In “Seattle Takes Steps to Recognize Minorities’ Role in Shaping Region,” The New York Times reports on Seattle’s troubled racist past and efforts to bring historical context and recognition of this past:
“This year, two new museums and a new traditional gate marking the city’s Chinatown will be completed, formally acknowledging the role minority groups have played in shaping Seattle and the region — even as those roles are changing…In fact, the locations of the new museums — the Northwest African American Museum at the edge of the Central District and the newly expanded Wing Luke Asian Museum in what is now called the International District — are directly linked to the city’s troubled racial history. The neighborhoods became concentrated with minorities beginning in the 19th century because discriminatory housing policies prevented Asians, blacks and other groups from living elsewhere… This spring, the Wing Luke museum, named for the first Asian-American elected to public office in the Northwest, will reopen after a major expansion into a historic building in the Chinatown section of the International District. The move comes as the Asian population, which makes up 13 percent of both the city and King County, has also been leveling off in the city but increasing in the suburbs. This Saturday, the new Chinatown gate will be formally opened, more than half a century after it was conceived and at a time when many well-established residents of Chinese descent return to Chinatown mostly just for dinner, and sometimes warily, because of an increase in crime and panhandling.”
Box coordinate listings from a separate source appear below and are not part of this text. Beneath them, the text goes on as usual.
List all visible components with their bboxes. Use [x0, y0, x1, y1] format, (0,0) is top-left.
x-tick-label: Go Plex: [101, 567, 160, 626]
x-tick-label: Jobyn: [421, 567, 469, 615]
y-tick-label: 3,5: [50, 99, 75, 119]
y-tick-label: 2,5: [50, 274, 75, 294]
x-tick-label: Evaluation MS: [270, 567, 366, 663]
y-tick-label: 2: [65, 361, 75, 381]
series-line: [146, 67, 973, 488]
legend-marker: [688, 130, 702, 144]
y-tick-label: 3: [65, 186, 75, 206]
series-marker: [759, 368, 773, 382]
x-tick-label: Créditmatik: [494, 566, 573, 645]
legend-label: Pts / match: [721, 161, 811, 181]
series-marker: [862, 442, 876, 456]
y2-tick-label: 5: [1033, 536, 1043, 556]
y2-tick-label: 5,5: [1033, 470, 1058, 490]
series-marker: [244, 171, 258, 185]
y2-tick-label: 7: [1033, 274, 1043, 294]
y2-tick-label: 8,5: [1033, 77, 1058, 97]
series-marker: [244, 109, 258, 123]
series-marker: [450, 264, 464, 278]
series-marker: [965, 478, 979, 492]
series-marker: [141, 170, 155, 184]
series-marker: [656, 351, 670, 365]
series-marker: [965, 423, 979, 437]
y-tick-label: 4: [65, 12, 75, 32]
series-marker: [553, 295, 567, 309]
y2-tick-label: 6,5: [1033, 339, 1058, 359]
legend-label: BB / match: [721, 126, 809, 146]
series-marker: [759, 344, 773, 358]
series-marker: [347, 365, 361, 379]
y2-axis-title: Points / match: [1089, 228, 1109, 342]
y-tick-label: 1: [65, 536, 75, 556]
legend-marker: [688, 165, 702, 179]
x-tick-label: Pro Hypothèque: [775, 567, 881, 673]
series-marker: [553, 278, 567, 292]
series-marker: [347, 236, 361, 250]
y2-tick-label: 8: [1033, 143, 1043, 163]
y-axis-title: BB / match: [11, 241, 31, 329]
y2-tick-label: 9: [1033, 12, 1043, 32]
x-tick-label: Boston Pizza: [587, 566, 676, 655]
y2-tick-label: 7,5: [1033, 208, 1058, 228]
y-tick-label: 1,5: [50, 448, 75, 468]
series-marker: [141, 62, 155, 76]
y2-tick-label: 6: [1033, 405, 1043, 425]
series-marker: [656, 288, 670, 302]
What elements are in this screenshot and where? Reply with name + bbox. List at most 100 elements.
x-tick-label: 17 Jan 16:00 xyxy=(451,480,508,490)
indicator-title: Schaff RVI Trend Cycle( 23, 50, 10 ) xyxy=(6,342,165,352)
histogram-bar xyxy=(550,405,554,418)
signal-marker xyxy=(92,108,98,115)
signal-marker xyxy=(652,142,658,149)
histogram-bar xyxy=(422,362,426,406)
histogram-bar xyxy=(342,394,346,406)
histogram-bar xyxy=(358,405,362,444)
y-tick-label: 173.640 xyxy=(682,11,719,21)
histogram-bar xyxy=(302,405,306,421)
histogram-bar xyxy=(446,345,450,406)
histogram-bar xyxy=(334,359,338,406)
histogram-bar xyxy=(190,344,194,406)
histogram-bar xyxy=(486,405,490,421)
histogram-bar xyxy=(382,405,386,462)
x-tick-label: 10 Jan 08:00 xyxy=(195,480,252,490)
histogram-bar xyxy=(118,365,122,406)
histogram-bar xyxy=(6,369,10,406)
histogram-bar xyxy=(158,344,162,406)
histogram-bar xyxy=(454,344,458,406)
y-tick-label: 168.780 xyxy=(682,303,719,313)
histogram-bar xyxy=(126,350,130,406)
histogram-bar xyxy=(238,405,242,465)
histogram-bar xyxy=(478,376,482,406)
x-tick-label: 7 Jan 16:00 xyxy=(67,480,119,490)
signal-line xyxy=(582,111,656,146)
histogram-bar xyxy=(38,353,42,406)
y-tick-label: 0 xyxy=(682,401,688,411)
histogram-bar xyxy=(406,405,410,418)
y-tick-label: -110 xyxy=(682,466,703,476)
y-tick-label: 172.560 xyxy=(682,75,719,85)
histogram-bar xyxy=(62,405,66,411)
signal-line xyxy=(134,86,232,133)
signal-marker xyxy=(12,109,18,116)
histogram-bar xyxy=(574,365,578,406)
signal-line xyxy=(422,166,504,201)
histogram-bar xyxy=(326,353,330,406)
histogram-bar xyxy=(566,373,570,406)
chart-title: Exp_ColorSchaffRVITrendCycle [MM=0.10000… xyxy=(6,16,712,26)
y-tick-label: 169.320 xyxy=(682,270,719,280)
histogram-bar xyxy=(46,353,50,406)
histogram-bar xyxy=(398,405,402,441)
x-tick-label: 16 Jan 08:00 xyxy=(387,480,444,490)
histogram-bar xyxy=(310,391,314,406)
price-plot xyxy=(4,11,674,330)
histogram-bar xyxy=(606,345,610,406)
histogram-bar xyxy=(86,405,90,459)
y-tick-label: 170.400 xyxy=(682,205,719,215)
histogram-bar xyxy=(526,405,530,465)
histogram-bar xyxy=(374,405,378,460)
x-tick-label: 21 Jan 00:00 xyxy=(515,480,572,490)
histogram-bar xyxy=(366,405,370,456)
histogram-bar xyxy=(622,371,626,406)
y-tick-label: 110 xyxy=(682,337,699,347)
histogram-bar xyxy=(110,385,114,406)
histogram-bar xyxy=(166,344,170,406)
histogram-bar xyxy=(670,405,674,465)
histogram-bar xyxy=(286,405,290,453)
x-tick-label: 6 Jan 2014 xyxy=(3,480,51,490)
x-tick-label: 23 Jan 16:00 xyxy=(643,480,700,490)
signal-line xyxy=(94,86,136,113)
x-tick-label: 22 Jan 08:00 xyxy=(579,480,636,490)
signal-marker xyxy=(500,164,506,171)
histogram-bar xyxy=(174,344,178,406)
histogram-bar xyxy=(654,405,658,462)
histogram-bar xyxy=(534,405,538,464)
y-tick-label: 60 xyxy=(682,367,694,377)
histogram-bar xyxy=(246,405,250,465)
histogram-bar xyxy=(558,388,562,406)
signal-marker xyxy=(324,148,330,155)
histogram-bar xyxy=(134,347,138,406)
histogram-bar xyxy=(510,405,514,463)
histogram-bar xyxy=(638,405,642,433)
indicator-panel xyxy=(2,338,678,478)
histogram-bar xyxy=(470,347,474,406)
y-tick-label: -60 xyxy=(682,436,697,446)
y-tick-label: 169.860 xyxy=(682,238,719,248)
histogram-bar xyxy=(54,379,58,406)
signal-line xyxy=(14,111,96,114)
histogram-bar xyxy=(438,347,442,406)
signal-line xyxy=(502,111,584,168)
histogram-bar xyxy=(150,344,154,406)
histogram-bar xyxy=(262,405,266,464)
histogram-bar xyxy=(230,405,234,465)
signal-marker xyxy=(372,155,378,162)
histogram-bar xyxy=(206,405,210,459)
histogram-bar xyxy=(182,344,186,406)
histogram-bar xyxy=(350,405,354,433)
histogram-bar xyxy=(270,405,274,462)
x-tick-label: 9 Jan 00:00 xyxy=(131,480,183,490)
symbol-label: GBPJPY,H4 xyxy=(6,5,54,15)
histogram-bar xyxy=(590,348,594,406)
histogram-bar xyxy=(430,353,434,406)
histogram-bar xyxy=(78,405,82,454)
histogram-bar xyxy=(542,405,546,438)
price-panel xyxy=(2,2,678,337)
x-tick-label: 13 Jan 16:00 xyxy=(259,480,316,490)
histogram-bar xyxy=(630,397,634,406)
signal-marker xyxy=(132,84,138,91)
I’ve known that Washington elected the first and only Chinese-American governor, Gary Locke, so I found it a bit ironic to hear about Seattle’s discriminatory past. Then again, I guess I should be so surprised since the United States government did pass the Chinese Exclusionary acts. I haven’t spent that much time in Seattle, so I was only aware of some of the discriminatory practices in San Francisco / California during the Gold Rush, and didn’t even know there was a Chinatown in Seattle.